When adding game dynamics to software, it’s important to consider the varying motivations of potential users. I expect that over time, location-based services will be developed with affordances for a wider variety of motivations – social connections, group affiliations, geographical exploration, product promotions, loyalty programs and more. The different affordances will help location-based services appeal to people who have motivations other than competition, and to demographics broader than FourSquare’s core participant base of young men.

So, does the current narrow appeal mean that marketers should forego FourSquare and the location-based trend?
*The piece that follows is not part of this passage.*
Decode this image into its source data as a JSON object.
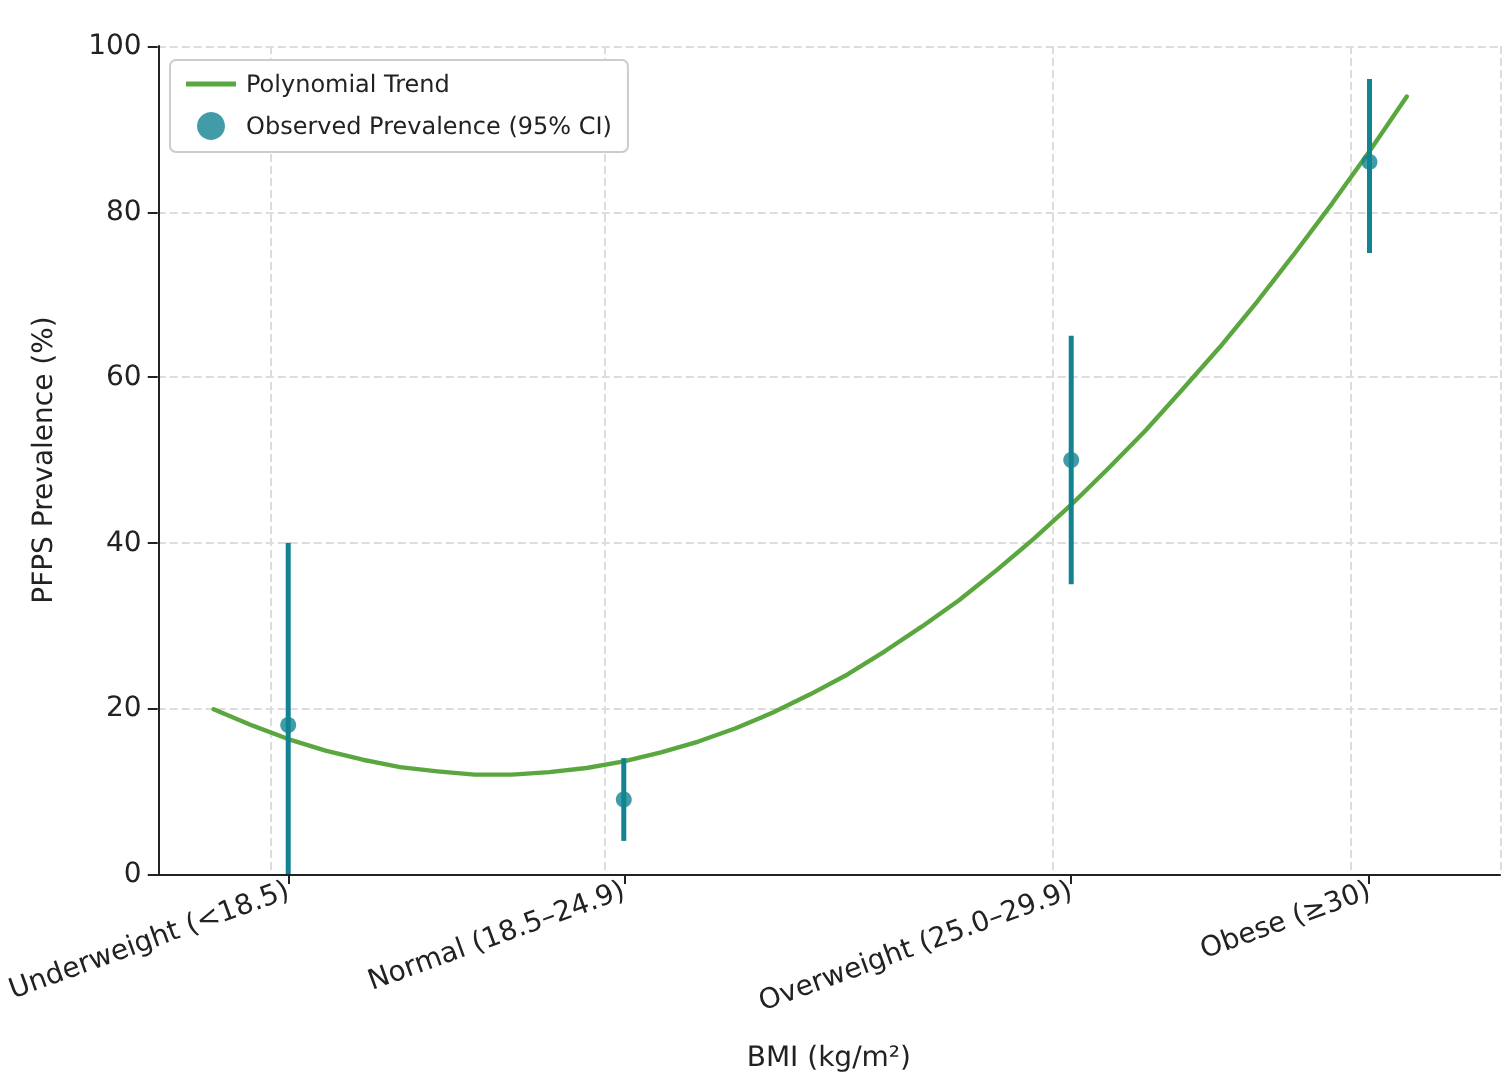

Probably not, but they should be sensitive to the design of their program, the social motivations the program cultivates, and the relation between those motivations and their intended customer base.

7 thoughts on “Who likes being mayor? On the narrow appeal of FourSquare”

  1. I’ve been using FourSquare occasionally for several months, mostly just trying to figure it out. A few weeks ago, I got my first mayorship (after only two check-ins) for my favorite taqueria in the Mission. I have to admit, I was very pleased. Will losing my mayorship compel me to eat there more often? I wish I could say no, but I honestly don’t know.

    Danny Horn at Wikia has been experimenting with badges, and he had an interesting observation when user testing. He said that the response from hard-core wiki admins of receiving their first badge was universal: “Oh!” followed by a smile.

    That kind of visceral response to what amounts to a meaningless reward is golden, and it’s unrelated to competition. Perhaps FourSquare’s growing diversity of badges will draw in others who may be less compelled by competition.